Pasé las horas encerrada en casa, a veces en mi habitación, a veces tirada en el sofá, con la tele puesta en cualquier cosa que no me exigiera pensar. El único sonido constante era el del móvil vibrando contra la mesita. Mensajes de Sienna. Dos. Luego cinco. Luego notas de voz llenas de cariño, recomendaciones de tés y reclamos por no contestarle.
Lucien también escribió, no supe qué responder. No quería mentirle, pero tampoco podía decirle la verdad.
La casa parecía más grande cuando no quería estar en ella. Daba vueltas como un fantasma que no sabe si prefiere quedarse quieto o desaparecer del todo. Al final, terminé en el coche, con las llaves en la mano y el mismo pensamiento en bucle: huir o pensar.
Elegí la primera y la segunda se coló.
Conducía sin rumbo, como si el movimiento pudiera engañar la frustración . Las calles desfilaban sin sentido, como si nunca las hubiera visto antes, aunque eran las mismas de siempre. Algunas con nombres que me sabía de memoria, otras que ya ni recordaba.
El silencio dentro del coche estaba opacado por todas mis canciones aleatorias, otras por el suspiro de todos mis pensamientos que se cruzaban sin permiso. Era difícil ponerle palabras a lo que me pasaba.
La imagen de Lilith, diciéndome todas esas cosas... que me ocultó para protegerme. Que lo hizo por mí.
Y lo único que yo escuchaba de verdad era el vacío que dejó todo lo que no dijo.
Lo que había dicho aquel demonio como si nada, como si no fuese a tener repercusiones. Como si no acabara de destrozarme la vida.
Empecé a pensar en mí. En las veces que perdí el control, en lo que sentía ardiendo bajo la piel cuando me provocaban, en cómo mi rabia quemaba más de lo que debería. En cómo podía hacer que otros obedecieran.
Pisaba el acelerador sin darme cuenta. El volante se me aferraba a las manos como si fuera lo único real que podía tocar. Y entre todos esos pensamientos, entre todo ese fuego, aparecía Lucien. Con sus ojos de chico bueno y su forma de hacerme sentir que no estaba tan jodida. Con sus manos suaves, sus palabras medidas, su calma. Recordaba el mirador, la brisa, su cabeza recostada en mis piernas. Mis dedos en su pelo. Los besos lentos, los roces, su cuerpo junto al mío. Pero no tenía esa maldita electricidad que me enloquecía. Esa tensión que me obligaba a morderme los labios para no dejarme llevar, el miedo de que se me salga el corazón cuando me latía tan rápido.
Con Rylan...
Y eso me jodía. Porque Rylan no era seguro. No era dulce. No era alguien que me abrazara cuando el mundo se me rompía.
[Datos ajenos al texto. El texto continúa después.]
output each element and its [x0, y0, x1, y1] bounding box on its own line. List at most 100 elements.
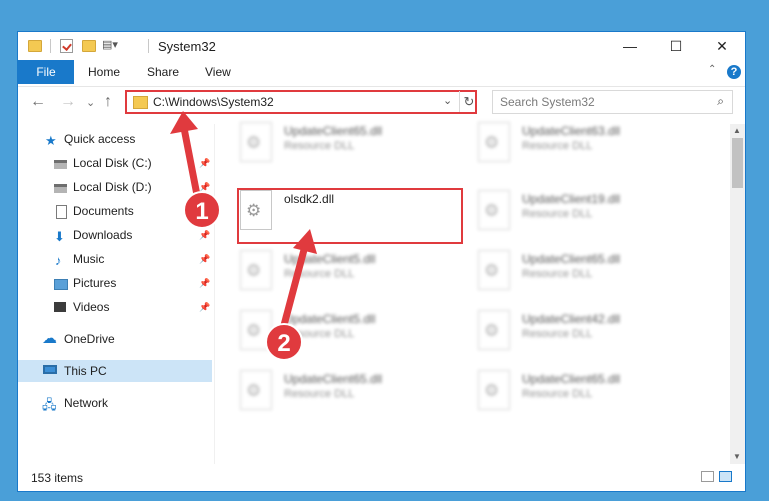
- pin-icon[interactable]: 📌: [199, 296, 210, 318]
- sidebar-item-pictures[interactable]: Pictures 📌: [18, 272, 212, 294]
- collapse-ribbon-icon[interactable]: ⌃: [708, 64, 716, 75]
- pin-icon[interactable]: 📌: [199, 248, 210, 270]
- pane-divider[interactable]: [214, 124, 215, 464]
- pc-icon: [43, 365, 57, 374]
- explorer-window: ▤▾ System32 — ☐ ✕ File Home Share View ⌃…: [17, 31, 746, 492]
- disk-icon: [54, 184, 67, 193]
- ribbon: File Home Share View ⌃ ?: [18, 60, 745, 87]
- sidebar-item-label: Local Disk (D:): [73, 180, 152, 194]
- list-item[interactable]: ⚙ UpdateClient19.dll Resource DLL: [456, 188, 676, 238]
- vertical-scrollbar[interactable]: ▲ ▼: [730, 124, 745, 464]
- disk-icon: [54, 160, 67, 169]
- list-item[interactable]: ⚙ UpdateClient42.dll Resource DLL: [456, 308, 676, 358]
- address-bar[interactable]: C:\Windows\System32 ⌄ ↻: [125, 90, 477, 114]
- file-name: UpdateClient5.dll: [284, 312, 376, 326]
- file-name: UpdateClient65.dll: [522, 252, 621, 266]
- sidebar-item-label: Pictures: [73, 276, 117, 290]
- sidebar-item-onedrive[interactable]: ☁ OneDrive: [18, 328, 212, 350]
- file-name: UpdateClient63.dll: [522, 124, 621, 138]
- forward-button[interactable]: →: [60, 93, 76, 111]
- star-icon: ★: [45, 133, 57, 148]
- address-path[interactable]: C:\Windows\System32: [153, 95, 274, 109]
- recent-locations-button[interactable]: ⌄: [86, 96, 95, 109]
- sidebar-item-label: OneDrive: [64, 332, 115, 346]
- selected-file-highlight: [237, 188, 463, 244]
- file-type: Resource DLL: [284, 140, 355, 152]
- dll-file-icon: ⚙: [478, 250, 510, 290]
- help-icon[interactable]: ?: [727, 65, 741, 79]
- maximize-button[interactable]: ☐: [653, 32, 699, 60]
- tab-view[interactable]: View: [205, 60, 231, 84]
- list-item[interactable]: ⚙ UpdateClient63.dll Resource DLL: [456, 120, 676, 170]
- sidebar-item-music[interactable]: ♪ Music 📌: [18, 248, 212, 270]
- sidebar-item-label: This PC: [64, 364, 107, 378]
- details-view-icon[interactable]: [701, 471, 714, 482]
- list-item[interactable]: ⚙ UpdateClient5.dll Resource DLL: [218, 248, 438, 298]
- sidebar-item-label: Documents: [73, 204, 134, 218]
- file-type: Resource DLL: [284, 388, 355, 400]
- status-bar: 153 items: [18, 465, 745, 491]
- sidebar-item-this-pc[interactable]: This PC: [18, 360, 212, 382]
- refresh-button[interactable]: ↻: [459, 91, 478, 112]
- navigation-bar: ← → ⌄ ↑ C:\Windows\System32 ⌄ ↻ Search S…: [18, 87, 745, 119]
- file-type: Resource DLL: [522, 388, 593, 400]
- file-name: UpdateClient42.dll: [522, 312, 621, 326]
- customize-toolbar-icon[interactable]: ▤▾: [102, 38, 118, 52]
- file-name: UpdateClient65.dll: [284, 372, 383, 386]
- pin-icon[interactable]: 📌: [199, 272, 210, 294]
- callout-badge-2: 2: [265, 323, 303, 361]
- divider: [50, 39, 51, 53]
- tab-file[interactable]: File: [18, 60, 74, 84]
- cloud-icon: ☁: [42, 330, 57, 347]
- dll-file-icon: ⚙: [240, 370, 272, 410]
- title-bar: ▤▾ System32 — ☐ ✕: [18, 32, 745, 60]
- back-button[interactable]: ←: [30, 93, 46, 111]
- callout-badge-1: 1: [183, 191, 221, 229]
- sidebar-item-local-disk-c[interactable]: Local Disk (C:) 📌: [18, 152, 212, 174]
- search-icon[interactable]: ⌕: [717, 94, 724, 109]
- sidebar-item-label: Music: [73, 252, 105, 266]
- list-item[interactable]: ⚙ UpdateClient65.dll Resource DLL: [218, 120, 438, 170]
- properties-icon[interactable]: [60, 39, 73, 53]
- sidebar-item-quick-access[interactable]: ★ Quick access: [18, 128, 212, 150]
- close-button[interactable]: ✕: [699, 32, 745, 60]
- file-list: ⚙ UpdateClient65.dll Resource DLL ⚙ Upda…: [218, 122, 726, 464]
- sidebar-item-downloads[interactable]: ⬇ Downloads 📌: [18, 224, 212, 246]
- chevron-down-icon[interactable]: ⌄: [443, 94, 452, 107]
- folder-icon: [133, 96, 148, 109]
- dll-file-icon: ⚙: [478, 310, 510, 350]
- navigation-pane: ★ Quick access Local Disk (C:) 📌 Local D…: [18, 124, 212, 464]
- sidebar-item-label: Downloads: [73, 228, 133, 242]
- file-name: UpdateClient19.dll: [522, 192, 621, 206]
- music-icon: ♪: [55, 253, 62, 268]
- sidebar-item-label: Videos: [73, 300, 110, 314]
- list-item[interactable]: ⚙ UpdateClient65.dll Resource DLL: [218, 368, 438, 418]
- scroll-up-icon[interactable]: ▲: [733, 126, 741, 135]
- pin-icon[interactable]: 📌: [199, 152, 210, 174]
- dll-file-icon: ⚙: [478, 122, 510, 162]
- large-icons-view-icon[interactable]: [719, 471, 732, 482]
- list-item[interactable]: ⚙ UpdateClient5.dll Resource DLL: [218, 308, 438, 358]
- item-count: 153 items: [31, 471, 84, 485]
- file-name: UpdateClient5.dll: [284, 252, 376, 266]
- tab-home[interactable]: Home: [88, 60, 120, 84]
- dll-file-icon: ⚙: [240, 122, 272, 162]
- scrollbar-thumb[interactable]: [732, 138, 743, 188]
- scroll-down-icon[interactable]: ▼: [733, 452, 741, 461]
- up-button[interactable]: ↑: [104, 93, 112, 111]
- window-title: System32: [158, 39, 216, 54]
- list-item[interactable]: ⚙ UpdateClient65.dll Resource DLL: [456, 248, 676, 298]
- new-folder-icon[interactable]: [82, 40, 96, 52]
- video-icon: [54, 302, 66, 312]
- minimize-button[interactable]: —: [607, 32, 653, 60]
- sidebar-item-local-disk-d[interactable]: Local Disk (D:) 📌: [18, 176, 212, 198]
- divider: [148, 39, 149, 53]
- sidebar-item-videos[interactable]: Videos 📌: [18, 296, 212, 318]
- search-placeholder: Search System32: [500, 95, 595, 109]
- list-item[interactable]: ⚙ UpdateClient65.dll Resource DLL: [456, 368, 676, 418]
- picture-icon: [54, 279, 68, 290]
- folder-icon: [28, 40, 42, 52]
- tab-share[interactable]: Share: [147, 60, 179, 84]
- search-input[interactable]: Search System32 ⌕: [492, 90, 733, 114]
- sidebar-item-network[interactable]: 🖧 Network: [18, 392, 212, 414]
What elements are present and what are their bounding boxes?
Y, sin embargo, pensaba en él cada vez que me perdía.
Tal vez necesitaba una paliza. Necesitaba que Jael me lanzara contra una pared o que me gritara que dejara de hacerme la víctima. Algo físico. Algo real. Algo que me sacara de mi cabeza por cinco minutos.
Sin pensarlo demasiado, conduje hasta el bar. Al aparcar frente a la puerta, no sentí alivio ni fuerza ni nada.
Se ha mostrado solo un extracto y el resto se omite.